¡El Club de la Luna Llena se marcha de campamento! Los aprendices de magia vivirán juntos en medio del bosque y podrán practicar sus hechizos en plena naturaleza. O eso creen ellos. Al llegar a su destino, se encontrarán con un veraneante inesperado dispuesto a arruinarles las vacaciones... ¡el malvado Oliver Dark!
Uf, has llegado por los pelos.
Un segundo más y hubieras encontrado el libro en blanco. Apenas habrías podido ver nuestro tren desaparecer entre las páginas. Y a mí decirte adiós desde la última hoja.
Menos mal que ya estás a bordo. Espero que hayas traído tu varita y el cepillo de dientes. Los necesitarás porque esta historia comienza… ¡el mismo día en que todos nos fuimos de vacaciones!
Siéntate con nosotros al fondo del vagón y te lo explicaré todo desde el principio.
El verano tocaba a su fin y los campos de Moonville se iban poniendo cada vez más verdes. Mis amigos y yo, en cambio, nos poníamos cada vez más mustios: solo quedaban diez días para que empezara el curso. ¡Y por partida doble!
Es lo que tiene ser bruja. Por las mañanas voy a la escuela para aprender cosas normales, y por la noche estudio magia en una mansión encantada.

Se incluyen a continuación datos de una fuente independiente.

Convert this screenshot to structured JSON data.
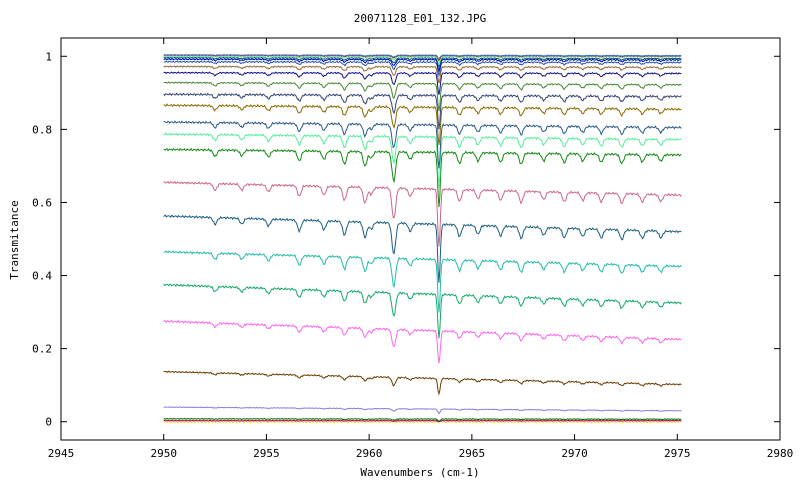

Con tanta clase me hago unos líos tremendos. A veces me sacan a la pizarra a recitar un conjuro, y en su lugar recito la tabla del siete.
En un examen de historia escribí que Cristóbal Colón usó el hechizo Levantaculos Cósmico para llegar a América. Qué vergüenza.
¡Menos mal que mi profesora, Madame Prune, es la misma en ambas clases!
El caso es que necesitaba unas buenas vacaciones para relajarme. El resto de los aprendices de mi club mágico ya habían disfrutado las suyas.
Marcus Pocus las pasó con su padre en la gran ciudad. A Sarah Kazam la enviaron a esquiar a las montañas. Ángela Sésamo estuvo un mes entero enviándonos fotos desde la playa. En todas llevaba aletas de buzo y gorro de esquimal. No me preguntes por qué.
—Y nosotros, ¿cuándo nos vamos? —pregunté a mis padres, aburrida y sofocada.
—Lo siento, Anna —suspiró papá—. Hemos gastado todos nuestros ahorros en poner la pastelería. Me temo que este año no hay dinero para viajes ni hoteles.
—Siempre puedes ir a refrescarte al río —añadió mamá—. O al Pantano Monstruoso.
Sí, claro. También podía meter los pies en un caldero, pero no era lo mismo. Muy triste, subí a mi habitación. Allí pasé la tarde rebozándome por la alfombra con mi gato Cosmo.
Cuando mis padres subieron a verme, apenas se nos podía distinguir al uno del otro.
—Lo hemos pensado un poco —suspiraron—, y quizá tú sí puedas ir de vacaciones. Verás, hay una oferta para un campamento en el bosque. Se llama Alegres Ardillas, ¿qué tal te suena?
¿Un campamento en el bosque? ¡Por mí, como si se llamaba Mapaches Pochos!
Cinco segundos más tarde ya estaba haciendo la maleta.
Lo mejor no fue que me dejaran ir al campamento.
¡Lo mejor es que todos mis amigos se apuntaron de cabeza! Sería un modo genial de aprovechar juntos los últimos días de verano.
Aquella mañana, Marcus y Sarah subieron conmigo al tren. Escogimos tres asientos juntos en el último vagón. Luego, el vehículo echó a rodar y nuestros padres se fueron haciendo pequeños por la ventanilla.
—¡Adiós! —gritaban—. ¡Portaos bien y no os levantéis del asiento hasta que lleguéis!
Eso era difícil, porque el tren daba tales botes que por poco salimos volando. Más que un tren, parecía una batidora con ruedas. Estaba forrado de madera, como los de las películas antiguas.
—Deberíamos haber viajado en gato —resoplé, acariciando a Cosmo.
No es que quisiera cabalgarlo como si fuera un poni. Es que es mágico y tiene el poder de teletransportarnos. Siempre que no esté durmiendo, claro. Aquel día roncaba sobre un asiento junto a la murciélaga de Sarah y el cuervo de Marcus.
—Bah —sonrió Marcus, y se arrellanó en su asiento—. A mí me encanta viajar al estilo clásico.